The paper tackles the problem of GUI testing by proposing a comprehensive fault model to classify GUI defects, and it empirically validates the model against real failures and assesses existing testing tools, with the mutants developed being made freely available for benchmarking.
Graphical user interfaces (GUIs) are integral parts of software systems that require interactions from their users. Software testers have paid special attention to GUI testing in the last decade, and have devised techniques that are effective in finding several kinds of GUI errors. However, the introduction of new types of interactions in GUIs (e.g., direct manipulation) presents new kinds of errors that are not targeted by current testing techniques.

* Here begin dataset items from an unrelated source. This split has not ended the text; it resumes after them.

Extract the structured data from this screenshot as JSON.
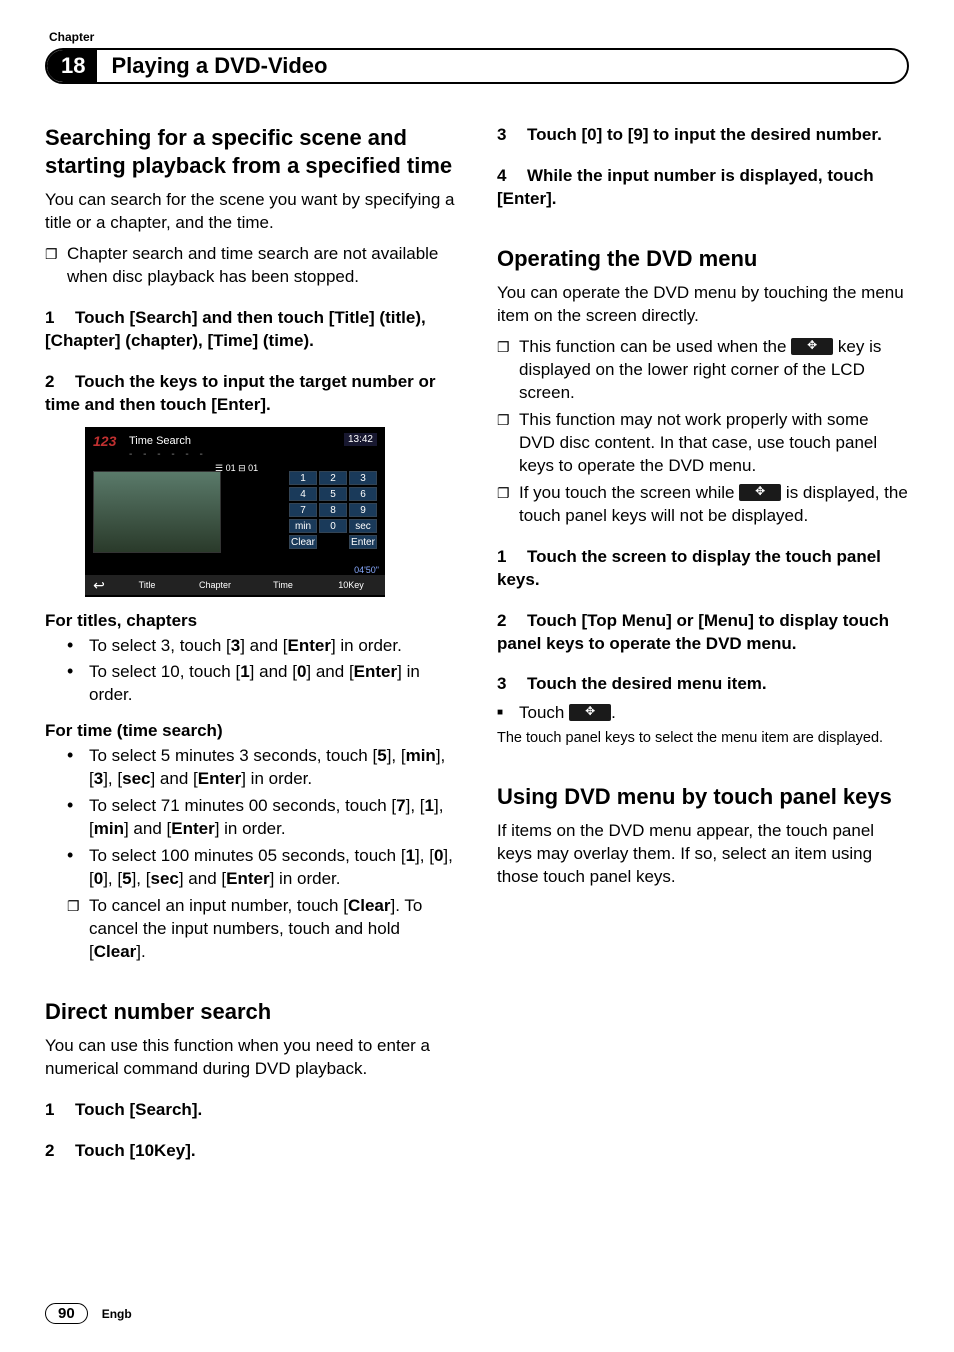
{
  "header": {
    "chapter_label": "Chapter",
    "chapter_number": "18",
    "title": "Playing a DVD-Video"
  },
  "left": {
    "s1": {
      "heading": "Searching for a specific scene and starting playback from a specified time",
      "intro": "You can search for the scene you want by specifying a title or a chapter, and the time.",
      "note1": "Chapter search and time search are not available when disc playback has been stopped.",
      "step1_pre": "1",
      "step1": "Touch [Search] and then touch [Title] (title), [Chapter] (chapter), [Time] (time).",
      "step2_pre": "2",
      "step2": "Touch the keys to input the target number or time and then touch [Enter].",
      "screenshot": {
        "corner": "123",
        "title": "Time Search",
        "clock": "13:42",
        "dashes": "- - - - - -",
        "info1": "☰ 01    ⊟ 01",
        "keypad": [
          "1",
          "2",
          "3",
          "4",
          "5",
          "6",
          "7",
          "8",
          "9",
          "min",
          "0",
          "sec",
          "Clear",
          "",
          "Enter"
        ],
        "bottom": [
          "↩",
          "Title",
          "Chapter",
          "Time",
          "10Key"
        ],
        "timer": "04'50\""
      },
      "sub1": "For titles, chapters",
      "b1": "To select 3, touch [<b>3</b>] and [<b>Enter</b>] in order.",
      "b2": "To select 10, touch [<b>1</b>] and [<b>0</b>] and [<b>Enter</b>] in order.",
      "sub2": "For time (time search)",
      "b3": "To select 5 minutes 3 seconds, touch [<b>5</b>], [<b>min</b>], [<b>3</b>], [<b>sec</b>] and [<b>Enter</b>] in order.",
      "b4": "To select 71 minutes 00 seconds, touch [<b>7</b>], [<b>1</b>], [<b>min</b>] and [<b>Enter</b>] in order.",
      "b5": "To select 100 minutes 05 seconds, touch [<b>1</b>], [<b>0</b>], [<b>0</b>], [<b>5</b>], [<b>sec</b>] and [<b>Enter</b>] in order.",
      "b6": "To cancel an input number, touch [<b>Clear</b>]. To cancel the input numbers, touch and hold [<b>Clear</b>]."
    },
    "s2": {
      "heading": "Direct number search",
      "intro": "You can use this function when you need to enter a numerical command during DVD playback.",
      "step1_pre": "1",
      "step1": "Touch [Search].",
      "step2_pre": "2",
      "step2": "Touch [10Key]."
    }
  },
  "right": {
    "r1": {
      "pre": "3",
      "text": "Touch [0] to [9] to input the desired number."
    },
    "r2": {
      "pre": "4",
      "text": "While the input number is displayed, touch [Enter]."
    },
    "s3": {
      "heading": "Operating the DVD menu",
      "intro": "You can operate the DVD menu by touching the menu item on the screen directly.",
      "n1a": "This function can be used when the ",
      "n1b": " key is displayed on the lower right corner of the LCD screen.",
      "n2": "This function may not work properly with some DVD disc content. In that case, use touch panel keys to operate the DVD menu.",
      "n3a": "If you touch the screen while ",
      "n3b": " is displayed, the touch panel keys will not be displayed.",
      "st1_pre": "1",
      "st1": "Touch the screen to display the touch panel keys.",
      "st2_pre": "2",
      "st2": "Touch [Top Menu] or [Menu] to display touch panel keys to operate the DVD menu.",
      "st3_pre": "3",
      "st3": "Touch the desired menu item.",
      "tip_a": "Touch ",
      "tip_b": ".",
      "note": "The touch panel keys to select the menu item are displayed."
    },
    "s4": {
      "heading": "Using DVD menu by touch panel keys",
      "intro": "If items on the DVD menu appear, the touch panel keys may overlay them. If so, select an item using those touch panel keys."
    }
  },
  "footer": {
    "page": "90",
    "lang": "Engb"
  }
}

We believe that to advance GUI testing, the community needs a comprehensive and high level GUI fault model, which incorporates all types of interactions. The work detailed in this paper establishes 4 contributions: 1) A GUI fault model designed to identify and classify GUI faults. 2) An empirical analysis for assessing the relevance of the proposed fault model against failures found in real GUIs. 3) An empirical assessment of two GUI testing tools (i.e. GUITAR and Jubula) against those failures. 4) GUI mutants we've developed according to our fault model. These mutants are freely available and can be reused by developers for benchmarking their GUI testing tools.